Jusqu'à fin avril et début mai 2026, les prix mondiaux du pétrole ont continué à augmenter. Le 1er mai, le prix du contrat principal de Brent pour juillet a dépassé 110 dollars par baril, le WTI ayant brièvement atteint 110,31 dollars, établissant un nouveau sommet en plus de quatre ans. La logique derrière cette hausse, différente des précédentes, présente des caractéristiques structurelles marquées.



Raison principale : un choc d'offre dominant, les prix inférieurs à leur valeur théorique

La cause fondamentale provient de la géopolitique. Le conflit entre les États-Unis et l'Iran entre dans son troisième mois, le trafic dans le détroit d'Hormuz a chuté de plus de 90 %, interrompant environ 14 millions de barils par jour de transport de pétrole mondial, avec environ 69 millions de barils iraniens en mer en suspens. La taille du déficit d'offre est la plus grande de l'histoire. Cependant, étrangement, cette réduction de volume n'a pas poussé le prix du pétrole vers la fourchette anticipée de 150-200 dollars. Trois buffers expliquent cela : la libération préalable des 580 millions de barils de réserves mondiales avant le conflit, une partie des réserves stratégiques qui ont compensé, et la contraction naturelle de la demande due à la hausse des prix du pétrole. Plus important encore, le marché à terme, par le biais de la spéculation, croit généralement que le conflit se terminera rapidement, ce qui a prématurément plafonné le prix.

De l'autre côté, la logique de la demande évolue aussi — il ne s'agit pas d'une inflation tirée par la demande, mais d'un déséquilibre passif causé par la coupure directe de la chaîne d'approvisionnement due à la géopolitique, le pouvoir de fixation des prix étant davantage concentré sur la bataille pour la taille du déficit d'offre.

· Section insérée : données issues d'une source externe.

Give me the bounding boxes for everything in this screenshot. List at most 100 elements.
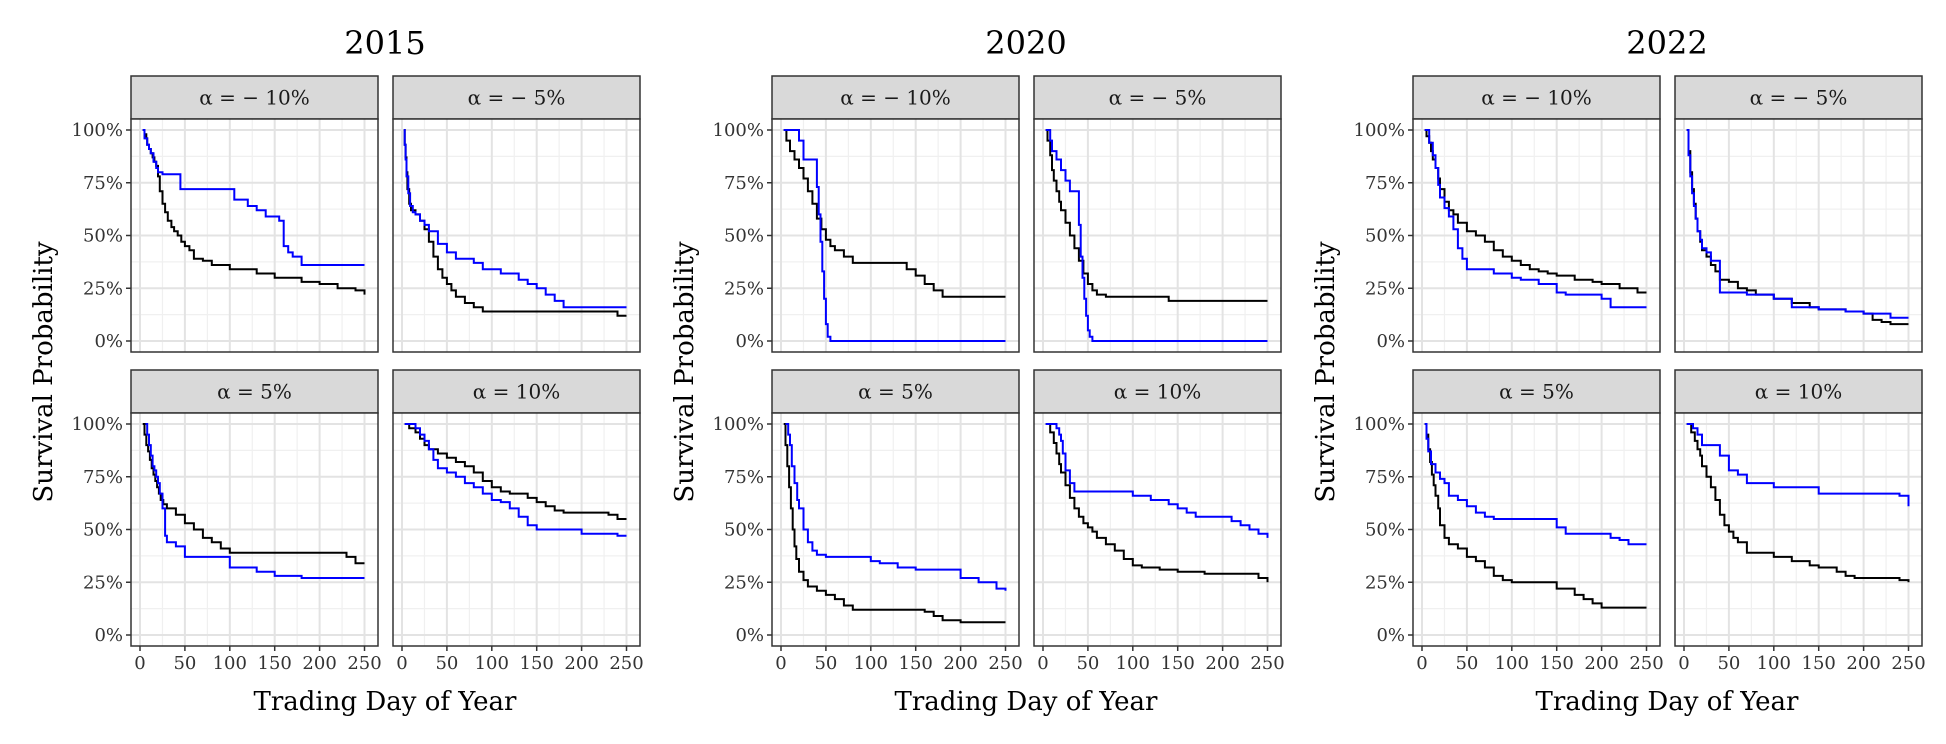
facet-label: α = − 10% <box>840 86 951 110</box>
x-axis-title: Trading Day of Year <box>895 687 1159 717</box>
x-tick-label: 50 <box>1076 653 1099 674</box>
y-tick-label: 100% <box>1354 414 1405 435</box>
facet-panel: α = − 10% 0% 25% 50% 75% 100% <box>1354 75 1661 353</box>
facet-label: α = 10% <box>1755 380 1842 404</box>
series-line <box>142 129 365 266</box>
y-tick-label: 0% <box>735 625 764 646</box>
series-line <box>1424 423 1647 609</box>
facet-strip <box>1033 369 1282 414</box>
chart-title: 2015 <box>344 24 425 62</box>
x-tick-label: 0 <box>396 653 407 674</box>
x-tick-label: 200 <box>1205 653 1239 674</box>
y-tick-label: 50% <box>83 226 123 247</box>
y-tick-label: 75% <box>724 467 764 488</box>
y-tick-label: 0% <box>94 331 123 352</box>
facet-label: α = − 10% <box>199 86 310 110</box>
facet-strip <box>1674 75 1923 120</box>
y-tick-label: 50% <box>724 520 764 541</box>
x-tick-label: 100 <box>1757 653 1791 674</box>
facet-strip <box>1412 369 1661 414</box>
facet-strip <box>392 369 641 414</box>
facet-strip <box>771 369 1020 414</box>
x-tick-label: 250 <box>1891 653 1925 674</box>
series-line <box>1045 129 1268 342</box>
year-group: 2015 Survival Probability Trading Day of Y… <box>29 24 644 717</box>
x-tick-label: 0 <box>775 653 786 674</box>
x-tick-label: 50 <box>814 653 837 674</box>
x-tick-label: 150 <box>1161 653 1195 674</box>
y-tick-label: 100% <box>1354 120 1405 141</box>
y-tick-label: 75% <box>83 173 123 194</box>
x-tick-label: 250 <box>988 653 1022 674</box>
facet-panel: α = 5% 0% 25% 50% 75% 100% 0 50 100 150 200 250 <box>713 369 1023 674</box>
series-line <box>1045 423 1269 538</box>
y-tick-label: 50% <box>1365 226 1405 247</box>
facet-strip <box>130 75 379 120</box>
x-tick-label: 150 <box>258 653 292 674</box>
x-tick-label: 100 <box>854 653 888 674</box>
series-line <box>1045 129 1268 302</box>
x-axis-title: Trading Day of Year <box>1536 687 1800 717</box>
y-tick-label: 100% <box>72 414 123 435</box>
x-tick-label: 100 <box>213 653 247 674</box>
series-line <box>783 423 1006 624</box>
facet-strip <box>1674 369 1923 414</box>
facet-label: α = 10% <box>1114 380 1201 404</box>
panel-border <box>392 118 641 353</box>
x-tick-label: 250 <box>1629 653 1663 674</box>
y-tick-label: 25% <box>83 278 123 299</box>
facet-label: α = 5% <box>217 380 292 404</box>
series-line <box>403 129 627 309</box>
facet-panel: α = 10% 0 50 100 150 200 250 <box>1674 369 1926 674</box>
facet-panel: α = − 5% <box>1674 75 1923 353</box>
series-line <box>785 423 1007 591</box>
series-line <box>1686 423 1910 507</box>
x-tick-label: 250 <box>1250 653 1284 674</box>
series-line <box>1424 129 1647 309</box>
x-tick-label: 0 <box>1416 653 1427 674</box>
facet-strip <box>392 75 641 120</box>
y-tick-label: 0% <box>1376 625 1405 646</box>
x-tick-label: 150 <box>1540 653 1574 674</box>
y-tick-label: 0% <box>94 625 123 646</box>
facet-panel: α = − 10% 0% 25% 50% 75% 100% <box>72 75 379 353</box>
series-line <box>783 129 1006 342</box>
facet-panel: α = 5% 0% 25% 50% 75% 100% 0 50 100 150 200 250 <box>1354 369 1664 674</box>
x-tick-label: 200 <box>1584 653 1618 674</box>
x-tick-label: 50 <box>435 653 458 674</box>
facet-strip <box>1412 75 1661 120</box>
series-line <box>1045 423 1269 583</box>
facet-panel: α = 10% 0 50 100 150 200 250 <box>392 369 644 674</box>
y-tick-label: 100% <box>713 414 764 435</box>
x-tick-label: 100 <box>475 653 509 674</box>
x-tick-label: 100 <box>1495 653 1529 674</box>
facet-label: α = − 10% <box>1481 86 1592 110</box>
year-group: 2020 Survival Probability Trading Day of Y… <box>670 24 1285 717</box>
facet-panel: α = − 10% 0% 25% 50% 75% 100% <box>713 75 1020 353</box>
y-tick-label: 25% <box>724 572 764 593</box>
facet-label: α = − 5% <box>1109 86 1207 110</box>
x-tick-label: 0 <box>1037 653 1048 674</box>
facet-label: α = 5% <box>858 380 933 404</box>
y-axis-title: Survival Probability <box>1311 241 1341 503</box>
x-tick-label: 150 <box>520 653 554 674</box>
facet-label: α = − 5% <box>468 86 566 110</box>
x-tick-label: 0 <box>134 653 145 674</box>
series-line <box>145 423 365 579</box>
y-tick-label: 100% <box>72 120 123 141</box>
series-line <box>783 129 1006 298</box>
y-axis-title: Survival Probability <box>670 241 700 503</box>
x-tick-label: 150 <box>1802 653 1836 674</box>
facet-strip <box>130 369 379 414</box>
x-tick-label: 50 <box>173 653 196 674</box>
facet-panel: α = − 5% <box>392 75 641 353</box>
facet-strip <box>1033 75 1282 120</box>
chart-title: 2022 <box>1626 24 1707 62</box>
x-tick-label: 200 <box>1846 653 1880 674</box>
facet-strip <box>771 75 1020 120</box>
x-tick-label: 200 <box>943 653 977 674</box>
x-tick-label: 50 <box>1455 653 1478 674</box>
panel-border <box>392 412 641 647</box>
x-tick-label: 0 <box>1678 653 1689 674</box>
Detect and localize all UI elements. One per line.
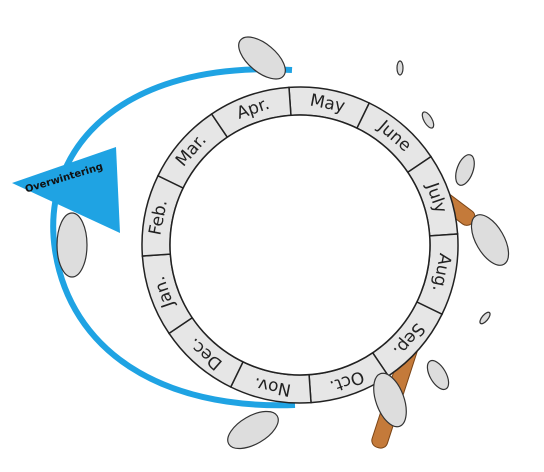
life-cycle-diagram: Overwintering MayJuneJulyAug.Sep.Oct.Nov… bbox=[0, 0, 544, 472]
ring-inner bbox=[170, 115, 430, 375]
month-ring: MayJuneJulyAug.Sep.Oct.Nov.Dec.Jan.Feb.M… bbox=[142, 87, 458, 403]
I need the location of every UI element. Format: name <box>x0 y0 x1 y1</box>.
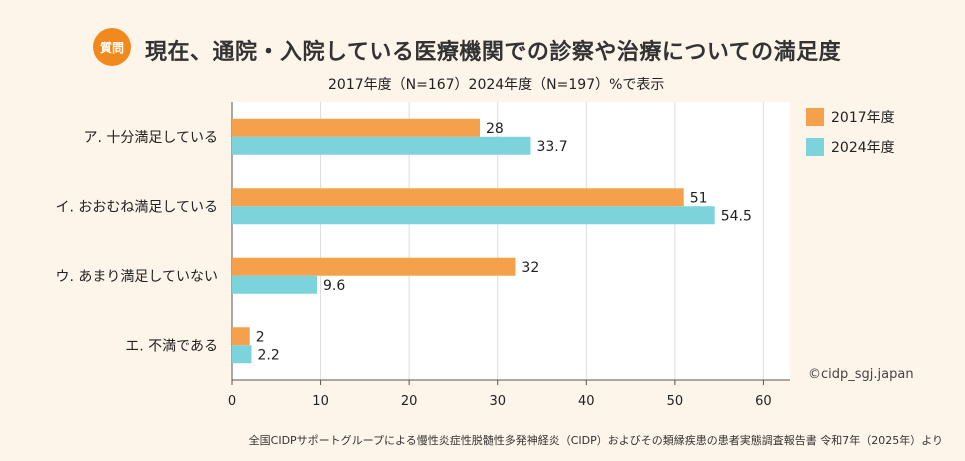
copyright-credit: ©cidp_sgj.japan <box>808 367 914 382</box>
legend-item-2017: 2017年度 <box>806 108 895 126</box>
bar-2024 <box>232 136 531 155</box>
category-label: イ. おおむね満足している <box>56 199 218 215</box>
data-label: 33.7 <box>536 139 567 155</box>
question-badge: 質問 <box>93 28 131 66</box>
data-label: 9.6 <box>323 278 345 294</box>
x-tick-label: 20 <box>401 394 418 409</box>
legend: 2017年度 2024年度 <box>806 108 895 168</box>
data-label: 54.5 <box>721 208 752 224</box>
bar-2024 <box>232 206 715 225</box>
x-tick-label: 30 <box>489 394 506 409</box>
bar-2024 <box>232 345 252 364</box>
data-label: 51 <box>690 190 708 206</box>
source-note: 全国CIDPサポートグループによる慢性炎症性脱髄性多発神経炎（CIDP）およびそ… <box>248 434 943 447</box>
bar-2017 <box>232 257 516 276</box>
data-label: 28 <box>486 121 504 137</box>
chart-title: 現在、通院・入院している医療機関での診察や治療についての満足度 <box>145 40 842 65</box>
data-label: 32 <box>521 260 539 276</box>
bar-2017 <box>232 118 480 137</box>
x-tick-label: 50 <box>667 394 684 409</box>
legend-swatch-2017 <box>806 108 824 126</box>
category-label: ウ. あまり満足していない <box>56 269 218 285</box>
data-label: 2 <box>256 329 265 345</box>
bar-2017 <box>232 327 250 346</box>
category-label: ア. 十分満足している <box>84 130 218 146</box>
legend-label-2017: 2017年度 <box>831 110 895 126</box>
x-tick-label: 60 <box>755 394 772 409</box>
legend-swatch-2024 <box>806 138 824 156</box>
bar-2024 <box>232 275 318 294</box>
bar-2017 <box>232 188 684 207</box>
chart-subtitle: 2017年度（N=167）2024年度（N=197）%で表示 <box>328 77 665 93</box>
data-label: 2.2 <box>257 347 279 363</box>
legend-item-2024: 2024年度 <box>806 138 895 156</box>
x-tick-label: 40 <box>578 394 595 409</box>
x-tick-label: 10 <box>312 394 329 409</box>
legend-label-2024: 2024年度 <box>831 140 895 156</box>
category-label: エ. 不満である <box>125 338 218 354</box>
x-tick-label: 0 <box>228 394 236 409</box>
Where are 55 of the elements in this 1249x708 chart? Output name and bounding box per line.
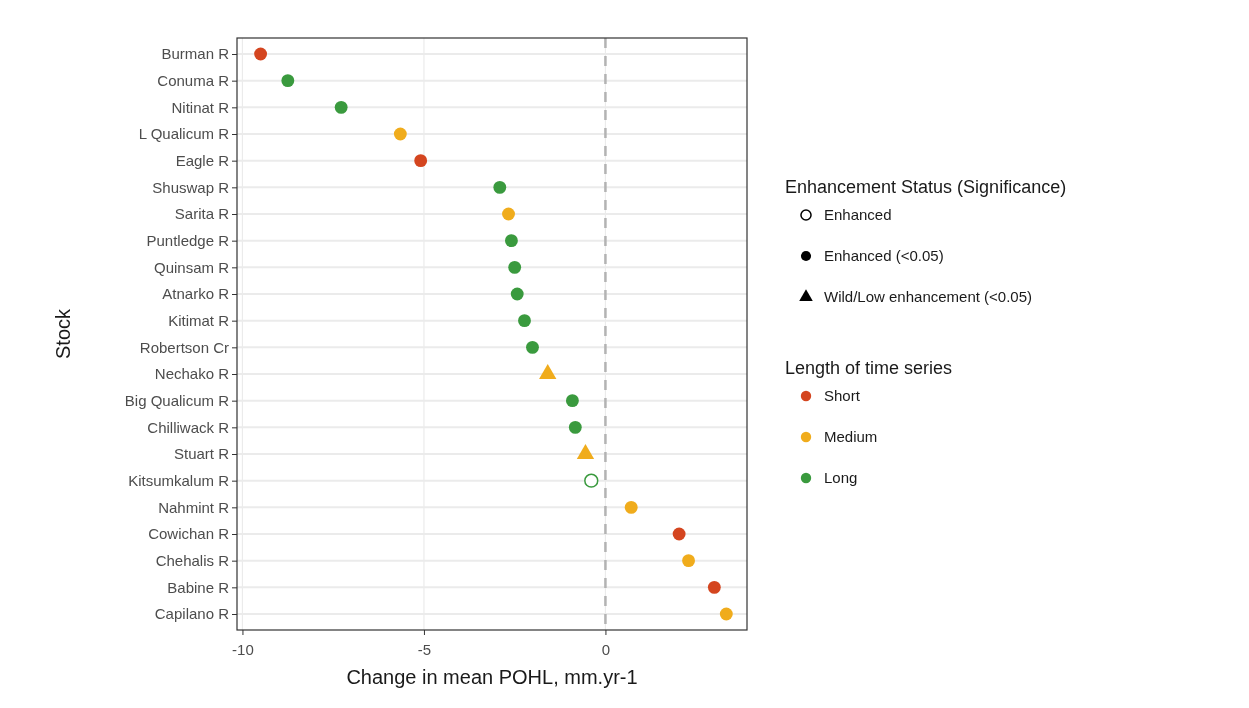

La mutation du marché pétrolier a un chemin d'impact clair sur l'économie macro : augmentation de l'inflation → mise à l'épreuve des banques centrales → restriction de la croissance. Selon une estimation de CICC, si le prix du pétrole atteint 120 dollars cette année, l'IPC américain pourrait augmenter d'environ 2 points de pourcentage supplémentaires, et la croissance du PIB pourrait tomber à 1,3 %. La probabilité anticipée d'une baisse des taux par la Fed diminue rapidement pour atteindre environ 24 %. Le rendement des obligations américaines à 10 ans se maintient au-dessus de 4,40 %, et sous la double pression de prix élevés et d’un environnement plus tendu, l’économie fait face à un risque réel de "quasi-stagflation".

Pour le marché des cryptomonnaies, l’impact du prix du pétrole se manifeste davantage à travers la transmission des anticipations de taux d’intérêt. Hausse du prix du pétrole → rigidité inflationniste → la Fed est contrainte de maintenir une politique restrictive → hausse des taux nominaux et réels, ce qui pèse sur la valorisation des actifs risqués. Le Bitcoin a chuté en dessous de 76 000 dollars durant cette période, et la relation de transmission avec le prix du pétrole, qui était auparavant positivement corrélée, s’est inversée pour devenir une divergence négative alimentée par la contraction des liquidités.

Par ailleurs, le marché des options montre des signaux de couverture à surveiller : lors du franchissement de la barre des 110 dollars, le volume des options de vente sur le Brent dépasse constamment celui des options d’achat. Les investisseurs intelligents ne parient pas de manière agressive sur une hausse du prix du pétrole, mais commencent à se prémunir contre le risque de "conflit géopolitique se terminant brusquement, entraînant une chute brutale des prix". Cette divergence "hausse des prix, options en baisse" indique que l’attention du marché passe d’un débat sur "si le prix va monter" à "quand il va baisser".

Globalement, la logique principale de cette hausse du marché pétrolier a été pleinement intégrée par le marché ces derniers mois, et le déficit d’offre exceptionnellement important est actuellement temporairement compensé par plusieurs facteurs. Que ce soit dans la déduction macroéconomique ou dans la tarification du risque, l’urgence d’un changement de cycle s’accumule. La véritable contradiction qui déterminera la direction ne réside plus seulement dans le moment où le détroit sera rouvert, mais davantage dans l’interaction entre les données d’inflation, les lignes rouges des négociations entre l’Iran et les États-Unis, et les conditions financières.